= Miguel Abreu Gallery =

Contemporary art gallery

Miguel Abreu Gallery is a contemporary art gallery with two locations in New York City.

== History ==
Miguel Abreu Gallery opened its first space at 36 Orchard Street in 2006 on the Lower East Side of Manhattan in New York City. A second 8,000 square foot space was opened two blocks away at 88 Eldridge Street in 2014 to stage large scale projects and exhibitions. The gallery stages conceptually-charged one person and group shows as well as performances, film screenings, and lectures.

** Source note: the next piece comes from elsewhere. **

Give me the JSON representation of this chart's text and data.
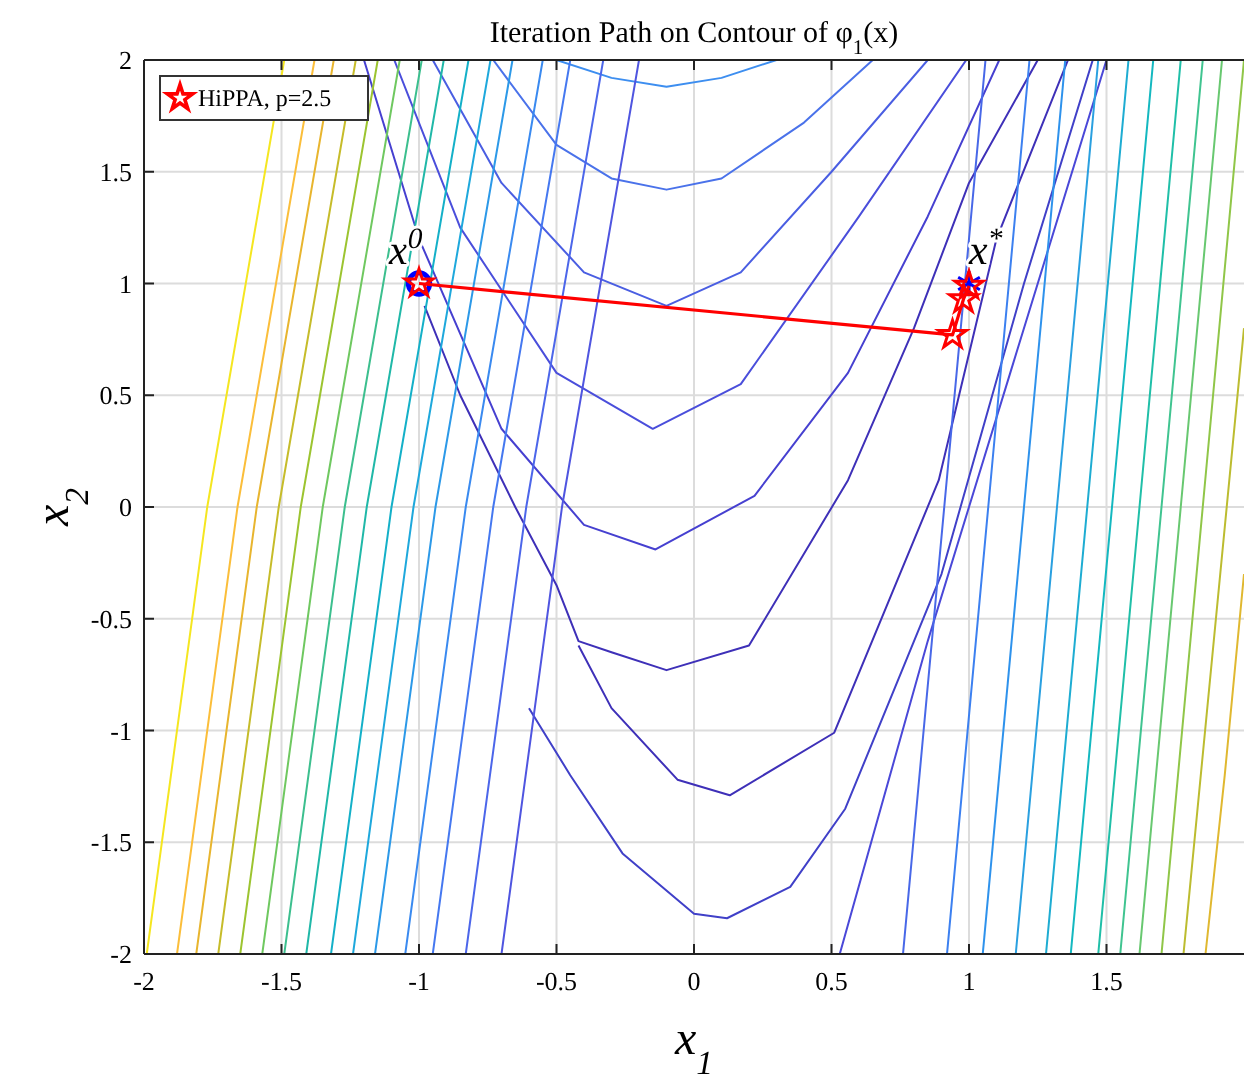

Sequence Press, the gallery's publishing division, was launched in 2011. In conjunction with the British publisher Urbanomic, the press has released books by philosophers and artists including François Laruelle, R.H. Quaytman, Nick Land, Quentin Meillassoux, and Gilles Châtelet, among others.

== Artists ==
The gallery represents American and international artists working in a range of media, including Yuji Agematsu, Rey Akdogan, Alexander Carver, Liz Deschenes, Rochelle Goldberg, Tishan Hsu, Gareth James, Flint Jamison, Sam Lewitt, Dana Lok, Scott Lyall, Jean-Luc Moulène, Florian Pumhösl, R.H. Quaytman, Eileen Quinlan, Raha Raissnia, Jimmy Raskin, Blake Rayne, Milton Resnick, and Pamela Rosenkranz. The gallery also represents the films of Jean-Marie Straub & Danièle Huillet, the estate of Wacław Szpakowski, and offer works by Hans Bellmer and James Metcalf.